It’s true we have to deal with pests like Japanese beetles during the summer, but at the same time we also get butterflies.
It’s not a bad trade-off, especially when you consider that we also get to enjoy the spectacular plants that attract the bright little jewels, such as the graceful Buddleia.
Buddleia davidii is probably the most familiar and widely grown of the “butterfly bushes.” With its long arching branches and densely packed clusters of fragrant flowers, Buddleia is an excellent choice for a mixed border.
Impatient gardeners should note that butterfly bushes are late starters. The velvety gray-green leaves don’t appear until after most other shrubs have leafed out, and the parade of blooms may not start until midsummer. It is definitely worth the wait. In fact, once Buddleia gets going, it can grow as high as eight feet tall in one season and will bloom until frost. (Dwarf varieties are available for smaller gardens.)
Buddleia was named to honor an English clergyman, Adam Buddle, a 17th-century British cleric who studied and wrote about mosses and grasses. Father Armand David, a Roman Catholic missionary from France, was the first Westerner to discover the plant in the highlands of western and central China in the late 19th century. Seeds sent to Kew Gardens in England in 1896 eventually produced shrubs that became all the rage among Victorian British gardeners.

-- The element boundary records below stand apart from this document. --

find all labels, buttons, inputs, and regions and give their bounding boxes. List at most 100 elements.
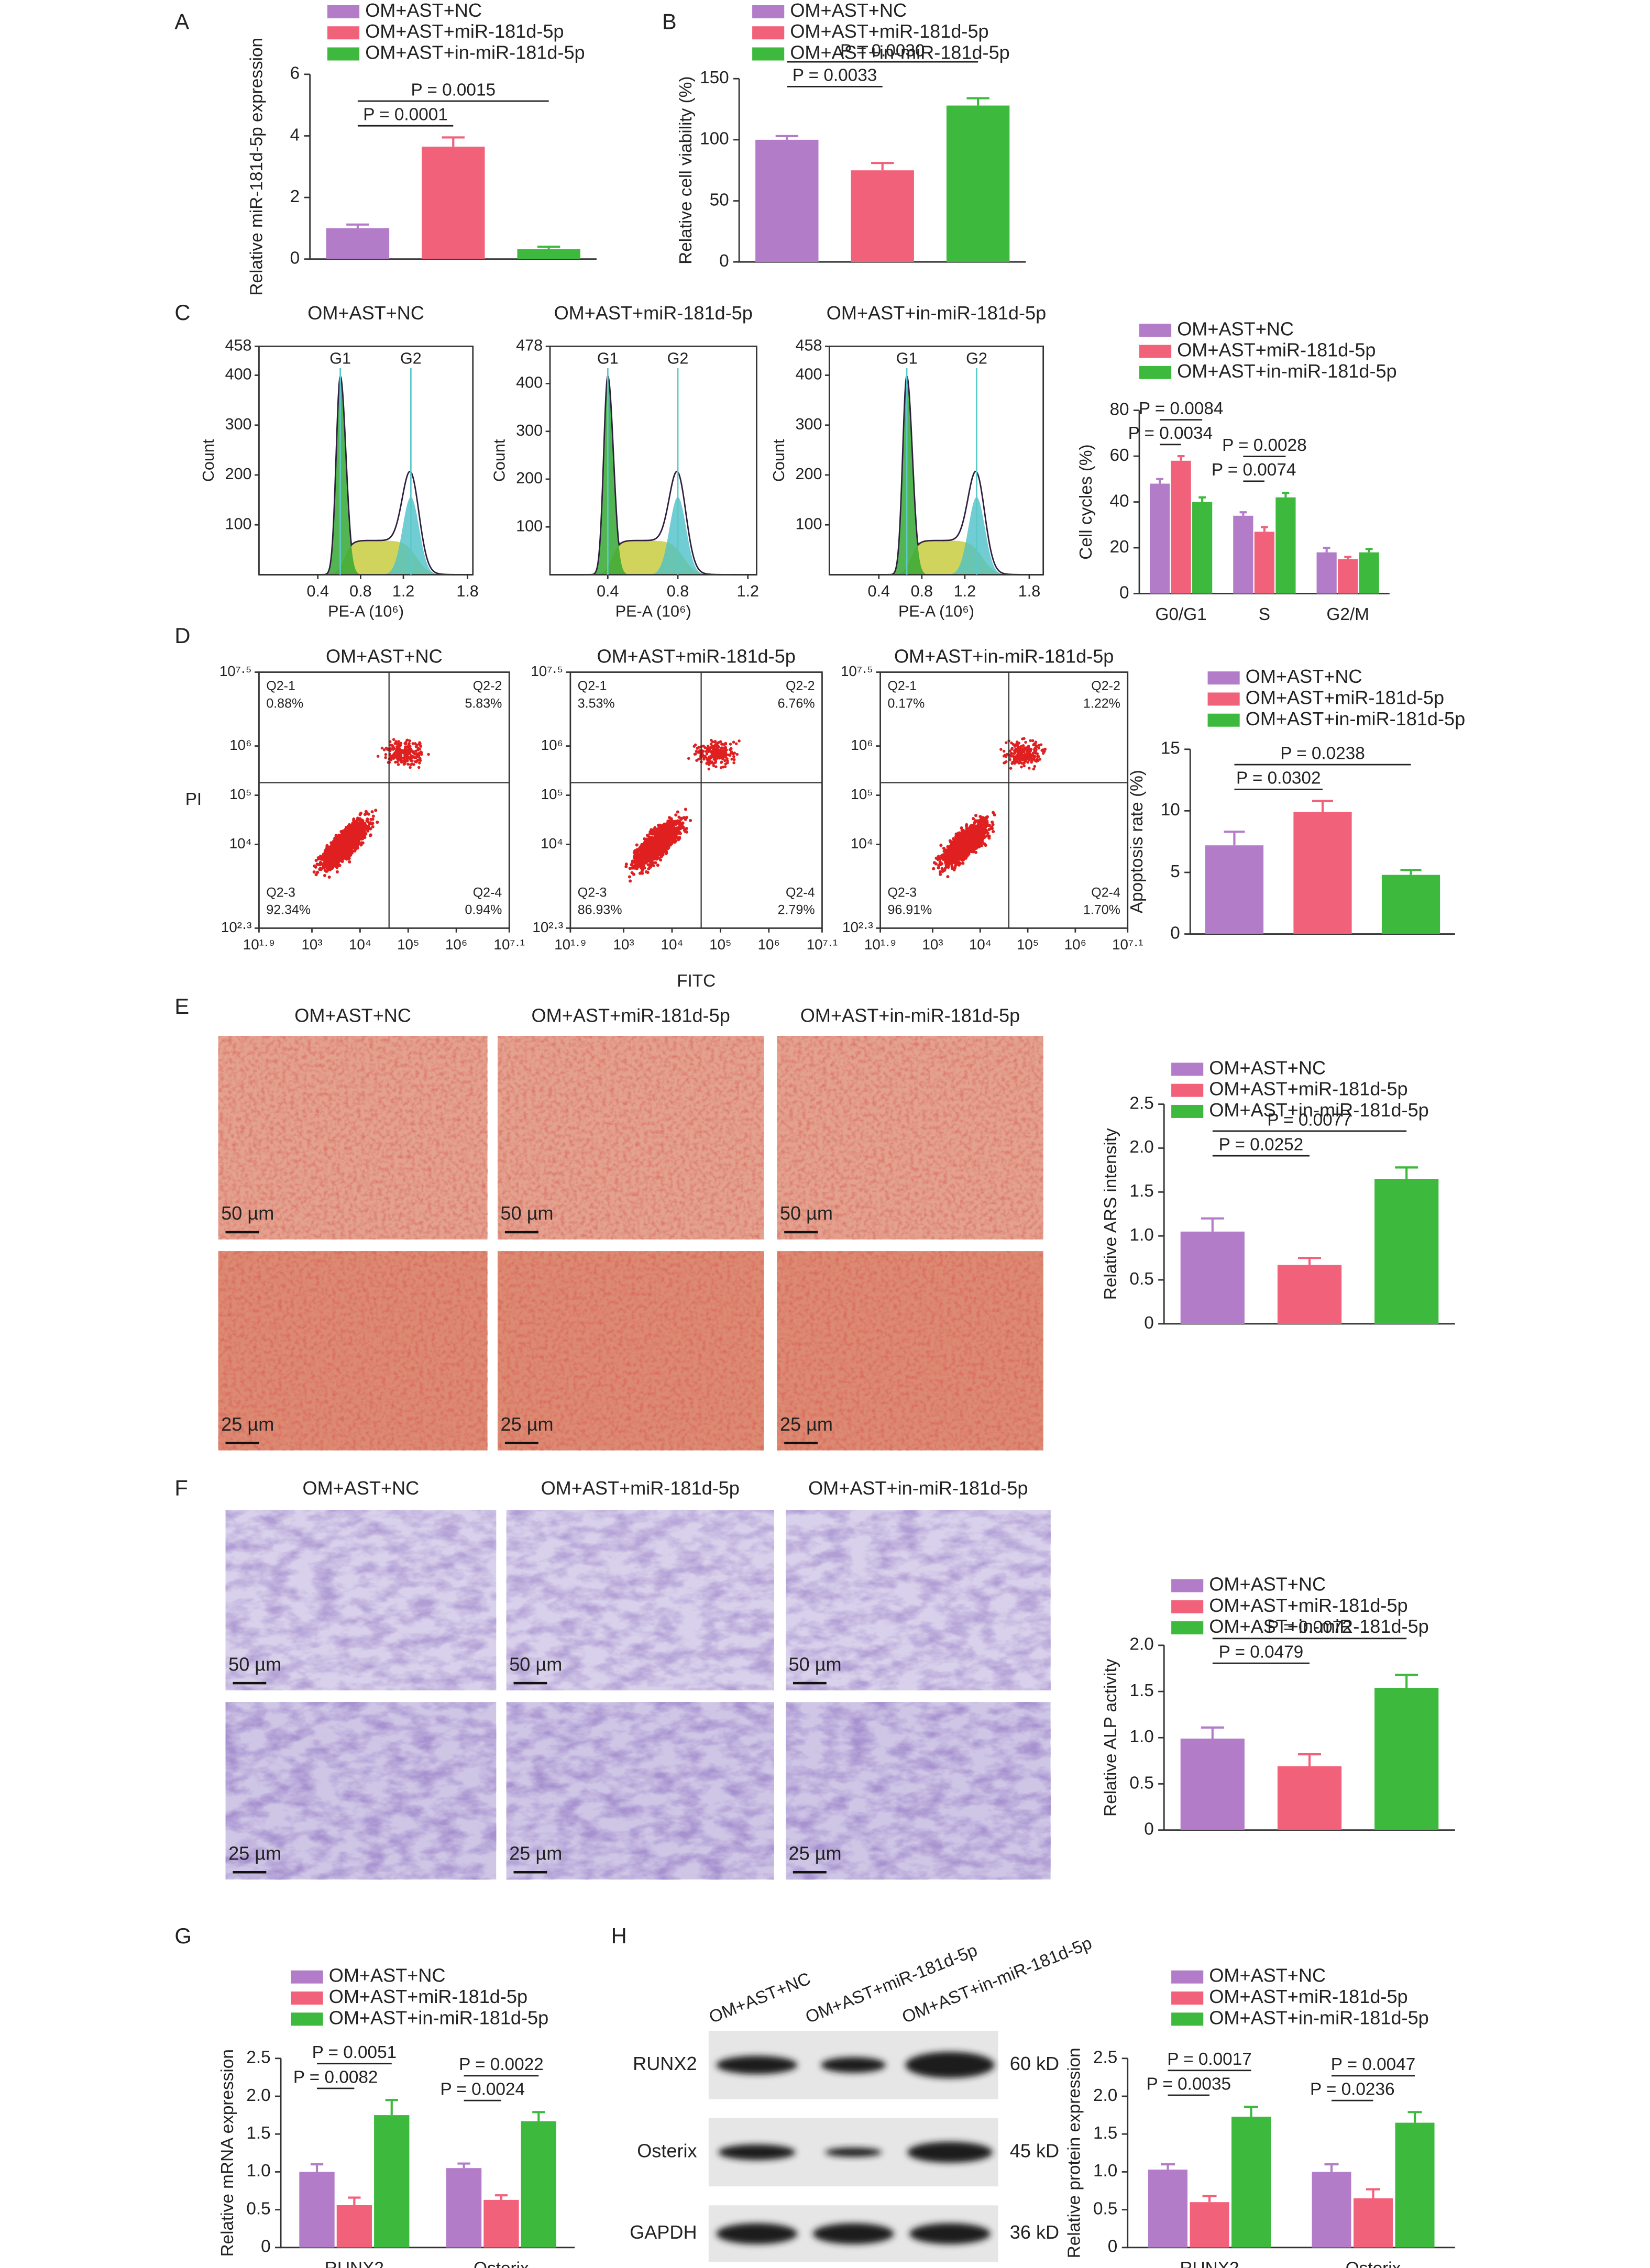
y-tick-label: 200 — [795, 465, 822, 483]
event-dot — [711, 744, 714, 748]
y-tick-label: 6 — [290, 64, 300, 83]
event-dot — [932, 867, 936, 870]
event-dot — [647, 845, 651, 849]
event-dot — [720, 761, 723, 764]
event-dot — [637, 865, 641, 868]
event-dot — [630, 871, 634, 875]
event-dot — [957, 835, 961, 838]
event-dot — [349, 842, 353, 846]
bar — [851, 170, 914, 262]
event-dot — [405, 738, 409, 742]
event-dot — [384, 756, 387, 759]
event-dot — [695, 749, 698, 753]
event-dot — [397, 740, 400, 743]
event-dot — [734, 742, 738, 745]
event-dot — [399, 744, 402, 747]
quadrant-name: Q2-1 — [266, 679, 295, 693]
event-dot — [345, 846, 349, 849]
event-dot — [361, 834, 365, 838]
event-dot — [418, 761, 421, 765]
y-tick-label: 20 — [1109, 537, 1129, 557]
significance-label: P = 0.0015 — [411, 80, 496, 99]
event-dot — [355, 819, 358, 823]
event-dot — [662, 845, 665, 848]
event-dot — [694, 743, 697, 747]
quadrant-percent: 86.93% — [578, 903, 622, 917]
event-dot — [978, 832, 982, 835]
event-dot — [640, 851, 643, 855]
event-dot — [658, 849, 662, 853]
event-dot — [403, 742, 406, 745]
bar — [1338, 559, 1358, 594]
panel-label: D — [174, 623, 190, 648]
event-dot — [719, 766, 723, 769]
y-axis-label: Count — [200, 439, 217, 482]
plot-frame — [258, 345, 474, 576]
event-dot — [338, 864, 342, 867]
event-dot — [951, 847, 954, 850]
event-dot — [352, 817, 356, 821]
event-dot — [720, 743, 723, 746]
event-dot — [356, 829, 359, 833]
event-dot — [357, 821, 360, 825]
event-dot — [337, 850, 340, 855]
event-dot — [635, 848, 639, 851]
event-dot — [646, 834, 650, 837]
event-dot — [669, 832, 673, 836]
event-dot — [417, 743, 421, 746]
bar — [1150, 483, 1170, 594]
event-dot — [939, 872, 942, 876]
bar — [1275, 497, 1296, 594]
event-dot — [408, 749, 411, 753]
event-dot — [344, 851, 348, 855]
event-dot — [367, 812, 370, 816]
y-tick-label: 200 — [516, 469, 543, 487]
event-dot — [354, 833, 358, 836]
phase-label: G2 — [400, 349, 422, 367]
y-tick-label: 10²·³ — [221, 919, 252, 935]
event-dot — [966, 850, 970, 854]
event-dot — [972, 817, 975, 821]
event-dot — [356, 836, 360, 840]
event-dot — [406, 762, 410, 766]
event-dot — [732, 755, 735, 758]
event-dot — [340, 845, 344, 849]
y-tick-label: 60 — [1109, 446, 1129, 465]
event-dot — [330, 851, 334, 855]
event-dot — [408, 742, 411, 745]
event-dot — [653, 837, 656, 841]
event-dot — [697, 746, 700, 749]
phase-label: G2 — [667, 349, 689, 367]
event-dot — [738, 739, 741, 743]
sub-phase-area — [829, 540, 1043, 575]
significance-label: P = 0.0001 — [363, 105, 448, 125]
event-dot — [370, 810, 374, 814]
quadrant-name: Q2-4 — [786, 885, 815, 900]
quadrant-name: Q2-3 — [578, 885, 607, 900]
event-dot — [316, 870, 320, 874]
event-dot — [653, 832, 656, 836]
event-dot — [397, 755, 400, 758]
y-tick-label: 200 — [225, 465, 252, 483]
legend-label: OM+AST+NC — [365, 0, 482, 21]
x-tick-label: 10⁴ — [661, 936, 684, 953]
event-dot — [643, 846, 647, 850]
event-dot — [722, 752, 725, 755]
event-dot — [955, 842, 959, 845]
event-dot — [314, 865, 317, 869]
event-dot — [946, 875, 950, 879]
sub-phase-area — [550, 540, 757, 575]
event-dot — [674, 813, 678, 817]
chart-title: OM+AST+miR-181d-5p — [554, 302, 753, 324]
event-dot — [374, 809, 378, 812]
bar — [326, 228, 390, 259]
event-dot — [335, 854, 339, 858]
phase-label: G2 — [966, 349, 987, 367]
event-dot — [327, 875, 331, 879]
event-dot — [978, 836, 982, 839]
event-dot — [730, 750, 733, 754]
event-dot — [348, 824, 352, 828]
event-dot — [631, 859, 634, 863]
event-cloud — [624, 738, 741, 883]
x-tick-label: 10³ — [301, 936, 322, 953]
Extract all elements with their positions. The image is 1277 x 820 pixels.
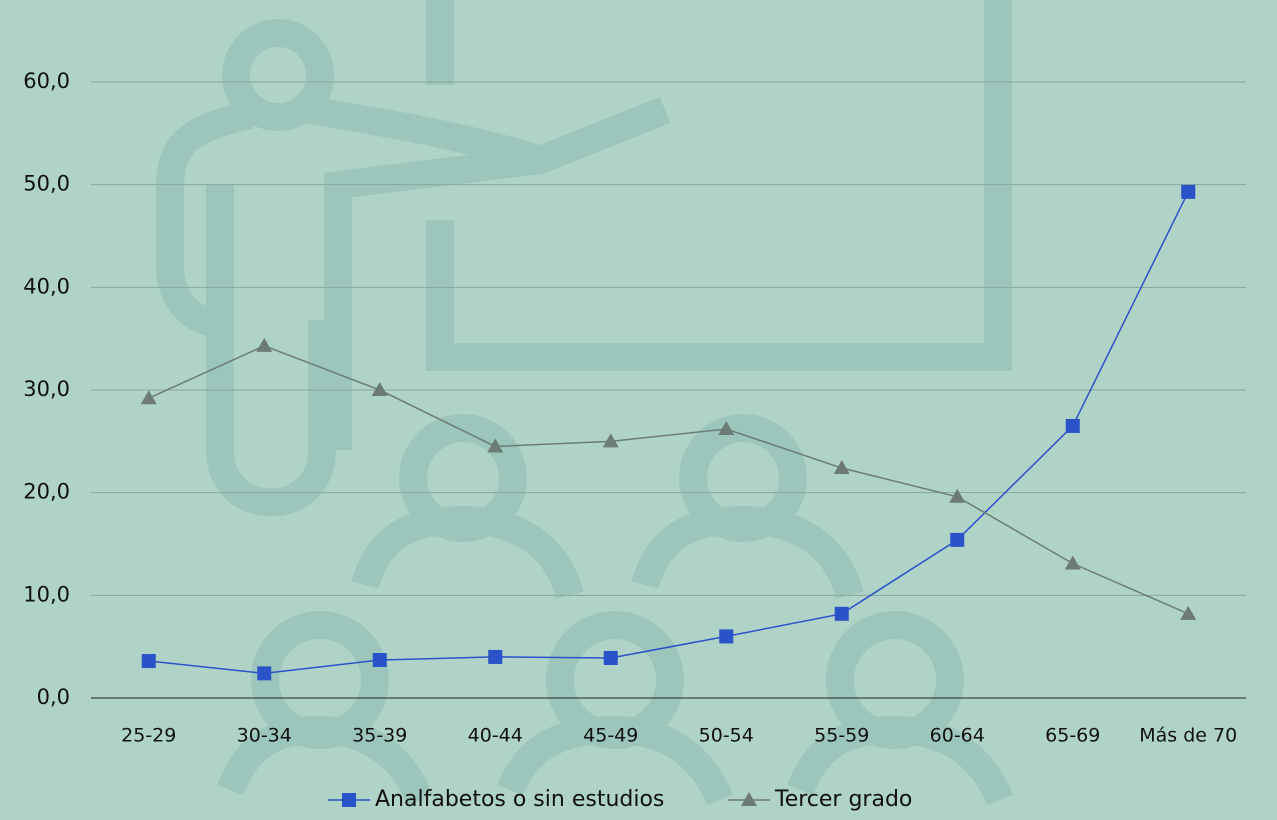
marker xyxy=(372,653,387,668)
marker xyxy=(487,438,504,453)
series-line xyxy=(148,345,1189,615)
x-tick-label: 40-44 xyxy=(468,725,523,747)
marker xyxy=(834,606,849,621)
background-illustration xyxy=(156,0,1013,806)
y-tick-label: 20,0 xyxy=(23,480,70,504)
marker xyxy=(1180,605,1197,620)
marker xyxy=(741,792,757,806)
marker xyxy=(140,390,157,405)
marker xyxy=(257,666,272,681)
x-tick-label: 50-54 xyxy=(699,725,754,747)
x-tick-label: 30-34 xyxy=(237,725,292,747)
x-tick-label: 25-29 xyxy=(121,725,176,747)
x-tick-label: 45-49 xyxy=(583,725,638,747)
x-tick-label: 55-59 xyxy=(814,725,869,747)
marker xyxy=(602,433,619,448)
marker xyxy=(1065,418,1080,433)
marker xyxy=(1064,555,1081,570)
marker xyxy=(719,629,734,644)
marker xyxy=(718,421,735,436)
marker xyxy=(141,654,156,669)
x-tick-label: 60-64 xyxy=(930,725,985,747)
y-tick-label: 60,0 xyxy=(23,69,70,93)
marker xyxy=(950,532,965,547)
legend-label: Analfabetos o sin estudios xyxy=(375,787,664,812)
y-tick-label: 40,0 xyxy=(23,274,70,298)
x-tick-label: Más de 70 xyxy=(1139,725,1237,747)
x-tick-label: 65-69 xyxy=(1045,725,1100,747)
y-tick-label: 30,0 xyxy=(23,377,70,401)
y-tick-label: 0,0 xyxy=(37,685,70,709)
marker xyxy=(371,382,388,396)
marker xyxy=(1181,184,1196,199)
marker xyxy=(342,793,356,807)
marker xyxy=(488,649,503,664)
series-line xyxy=(148,191,1189,675)
marker xyxy=(603,650,618,665)
x-tick-label: 35-39 xyxy=(352,725,407,747)
marker xyxy=(833,460,850,475)
legend-label: Tercer grado xyxy=(774,787,912,812)
marker xyxy=(949,488,966,503)
y-tick-label: 10,0 xyxy=(23,582,70,606)
marker xyxy=(256,337,273,352)
y-tick-label: 50,0 xyxy=(23,172,70,196)
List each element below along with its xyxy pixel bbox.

In its native land, Buddleia is known as summer lilac. Legends hold that thickets of the eye-catching shrub once provided shelter for wild leopards. But here, Buddleias are havens for butterflies. About 700 species of butterflies inhabit North America, though only 63 species are common. Sadly, continued loss of habitat and increasing use of pesticides appear to be pushing many butterflies to the brink of extinction.
Shrubs like Buddleia can provide not only food but also windscreens and places where butterflies can roost. Buddleia is by far the most popular butterfly snack bar. Butterflies prefer its nectar over that of any other plant.
Along with planting Buddleia, you can do a few other things to help butterflies thrive in your garden. For example, butterflies must warm their wings before they can fly, and they perform best when their body temperature is between 85 and 100 degrees F. Adding flat stones to a sunny area near the Buddleias will give them a place to land and bask in the sun.
And although you may often see butterflies at the birdbath, they prefer drinking from dirty puddles – something in the mud restores vital nutrients, researchers say. If you don’t want to let a mud puddle form in your garden, set out a shallow saucer filled with dirt and keep it wet.
The butterfly bush grows in Zones 5 through 10 and will do well in most any locale, from city to seaside. In areas where winters are severe, the shrub may die to the ground, but it will grow back from its roots in the spring. Buddleia prefers full sun and well-drained soil that has been enriched with peat moss or compost. When blooms start to fade, deadhead them to promote more flowering.
Keep an eye out for the Buddleia’s major pest problem, spider mites. Fertilize in August to encourage a fall display when the bloom spikes once again come alive with butterflies.
Note to readers:
Caution on butterfly bushes
When I wrote on the charms of Buddleia davidii, I did not realize it is now considered an invasive pest in several states, as was pointed out by alert readers. When I began growing it 20 years ago, it came highly recommended by reliable authorities.
New sterile varieties of the bush are now available. To be safe, ask a local native plant society or state department of natural resources about any plant you’re considering.